Gewinnerin des Canon Female Photojournalist Award 2017
Catalina Martin-Chico hat den Canon Female Photojournalist Award 2017 beim internationalen Festival für Fotojournalismus „Visa pour l'Image“ in Perpignan (Frankreich) erhalten.
Der Projektvorschlag von Catalina Martin-Chico, der ihr den Sieg bescherte, setzt den Fokus auf ehemalige weibliche Mitglieder der FARC, einer linksgerichteten militanten Gruppierung in Kolumbien. Die FARC legte diesen Juni nach einem historischen Friedensabkommen mit dem kolumbianischen Präsidenten Juan Manuel Santos im Jahr 2016 offiziell ihre Waffen nieder.

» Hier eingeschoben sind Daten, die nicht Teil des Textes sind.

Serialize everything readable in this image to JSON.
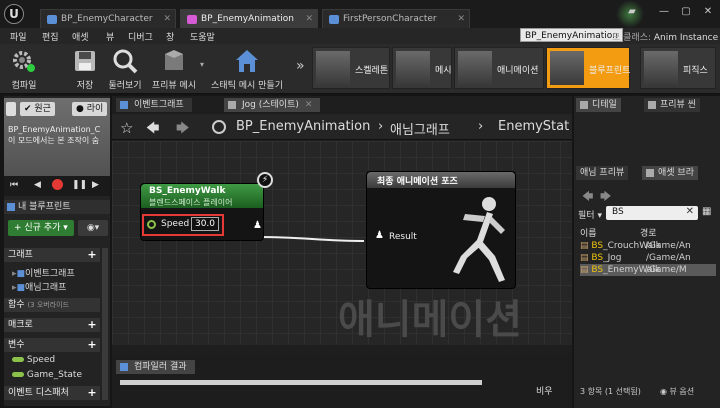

Es ist der neunte Erfolg für die Fotografin mit spanischen und französischen Wurzeln, die vorwiegend im Nahen Osten arbeitet und dort für Zeitungen wie Le Monde, Le Figaro und The New York Times fotografiert.

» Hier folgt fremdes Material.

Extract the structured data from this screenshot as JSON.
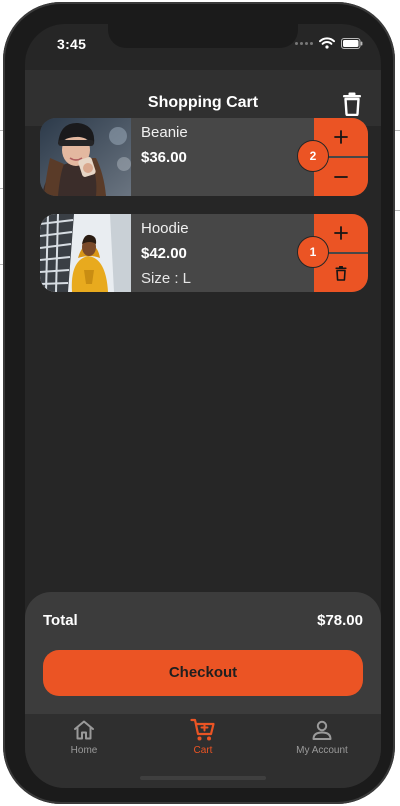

Diese Auszeichnung gibt mir die Stärke und das Selbstvertrauen, weiterzumachen.
Der jährlich vergebene Preis, der vom Magazin Elle unterstützt wird, wird einer herausragenden Fotografin als „Anerkennung ihres Beitrags zum Fotojournalismus verliehen”. Der Preis ist mit einer Summe von 8.000 € dotiert, um die Entwicklung einer neuen Serie zu unterstützen, die im Folgejahr auf der Visa pour l'Image, einem Festival für Fotojournalismus, ausgestellt wird.
Während ihres 53 Jahre andauernden Krieges verbot die FARC ihren weiblichen Kämpfern, Kinder zu bekommen. Schwangere liessen deshalb Abtreibungen vornehmen oder schickten ihre Kinder fort, um bei Verwandten aufzuwachsen. „Bestenfalls gaben sie das Baby ihrer Mutter oder Grossmutter, die sich darum kümmerten. Aber während der Schwangerschaft waren sie trotzdem bis zu zehn Stunden pro Tag in den Bergen unterwegs und trugen dazu schwere Rucksäcke“, erklärt Catalina Martin-Chicos.
Seit der Verkündung des Friedensabkommens gab es jedoch einen Babyboom – etwa 300 ehemalige Kämpferinnen der FARC wurden schwanger. Als Martin-Chico in der spanischen Zeitung El Pais über dieses Phänomen las, entschied sie, nach Kolumbien zu reisen, und sich das selbst anzusehen. „In Frankreich wird in der Presse nicht viel über Kolumbien geschrieben. Ich wollte über diesen Übergang sprechen, weil es die letzte Guerilla-Armee in Südamerika ist – und die am längsten existierende“, erklärt sie. Im Mai 2017 verbrachte sie zwei Wochen in drei FARC-Camps überall in Kolumbien.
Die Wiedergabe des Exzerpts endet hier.